Romeo and his Fit Bitch Jools
Verona was de turf of de feuding Montagues and de Capulet families. And coz they was always brawling and stuff, de Prince of Verona told them to cool it or else they was gonna get well mashed if they carried on larging it with each other. Meanwhile, whilst all dis was going on, Romeo, from de Montague posse, had become all jiggy jiggy with de Rosaline bitch who was de niece of de Capulet massive. But never ready to settle with just de one bitch, Romeo and his boyz disguised demselves and crashed de Capulet turf where dere was de masked ball going down, and that was when he saw de well fit Capulet’s daughta, Jools.
Amlet, Prince of Denmark
Dere was somefing minging in de State of Denmark which was making Amlet all uncool. First, his Uncle Claudius had married his muvva, de main bitch Queen Gertrude.

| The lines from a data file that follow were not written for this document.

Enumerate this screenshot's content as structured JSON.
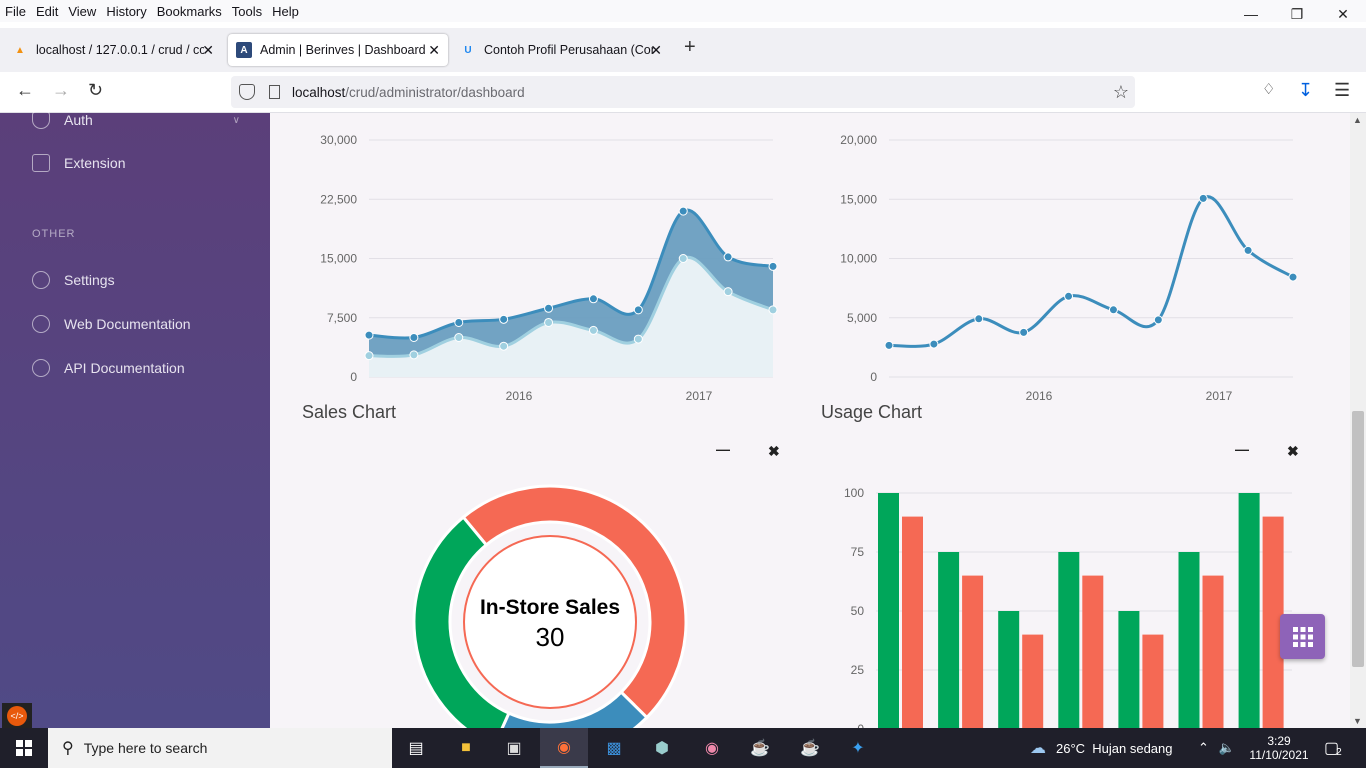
{
  "menubar": {
    "items": [
      "File",
      "Edit",
      "View",
      "History",
      "Bookmarks",
      "Tools",
      "Help"
    ]
  },
  "tabs": [
    {
      "label": "localhost / 127.0.0.1 / crud / cc_",
      "active": false
    },
    {
      "label": "Admin | Berinves | Dashboard",
      "active": true
    },
    {
      "label": "Contoh Profil Perusahaan (Com",
      "active": false
    }
  ],
  "url": {
    "host": "localhost",
    "path": "/crud/administrator/dashboard"
  },
  "sidebar": {
    "items_top": [
      {
        "label": "Auth"
      },
      {
        "label": "Extension"
      }
    ],
    "section": "OTHER",
    "items_other": [
      {
        "label": "Settings"
      },
      {
        "label": "Web Documentation"
      },
      {
        "label": "API Documentation"
      }
    ]
  },
  "charts": {
    "sales_title": "Sales Chart",
    "usage_title": "Usage Chart",
    "donut_label": "In-Store Sales",
    "donut_value": "30"
  },
  "chart_data": [
    {
      "type": "area",
      "x_ticks": [
        "2016",
        "2017"
      ],
      "y_ticks": [
        "0",
        "7,500",
        "15,000",
        "22,500",
        "30,000"
      ],
      "ylim": [
        0,
        30000
      ],
      "series": [
        {
          "values": [
            5300,
            5000,
            6900,
            7300,
            8700,
            9900,
            8500,
            21000,
            15200,
            14000
          ],
          "color": "#3c8dbc"
        },
        {
          "values": [
            2700,
            2800,
            5000,
            3900,
            6900,
            5900,
            4800,
            15000,
            10800,
            8500
          ],
          "color": "#a0d0e0"
        }
      ]
    },
    {
      "type": "line",
      "x_ticks": [
        "2016",
        "2017"
      ],
      "y_ticks": [
        "0",
        "5,000",
        "10,000",
        "15,000",
        "20,000"
      ],
      "ylim": [
        0,
        20000
      ],
      "series": [
        {
          "values": [
            2666,
            2778,
            4912,
            3767,
            6810,
            5670,
            4820,
            15073,
            10687,
            8432
          ],
          "color": "#3c8dbc"
        }
      ]
    },
    {
      "type": "pie",
      "slices": [
        {
          "value": 30,
          "color": "#f56954"
        },
        {
          "value": 12,
          "color": "#3c8dbc"
        },
        {
          "value": 20,
          "color": "#00a65a"
        }
      ]
    },
    {
      "type": "bar",
      "y_ticks": [
        "0",
        "25",
        "50",
        "75",
        "100"
      ],
      "ylim": [
        0,
        100
      ],
      "series": [
        {
          "values": [
            100,
            75,
            50,
            75,
            50,
            75,
            100
          ],
          "color": "#00a65a"
        },
        {
          "values": [
            90,
            65,
            40,
            65,
            40,
            65,
            90
          ],
          "color": "#f56954"
        }
      ]
    }
  ],
  "taskbar": {
    "search_placeholder": "Type here to search",
    "weather": "26°C  Hujan sedang",
    "time": "3:29",
    "date": "11/10/2021",
    "notifications": "2"
  }
}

Then de Norwegian Fortinbras massive was freatening to invade de Danish turf and finally, and quite unexpectedly, de rank ghost of his nutty farva was spooking de crap out of him. De minging ghost told Amlet he was poisoned by Claudius and wanted him to do somefing about it. Amlet said “Aiii,” and reckoned de best way was to pretend to go all loony toons to make everyone fink he was barking, including Ophelia, de fit bitch he wanted to be all jiggy jiggy with.
That high-pitched whirring sound you hear is coming from the crypts in Trinity Church, Stratford-on-Avon.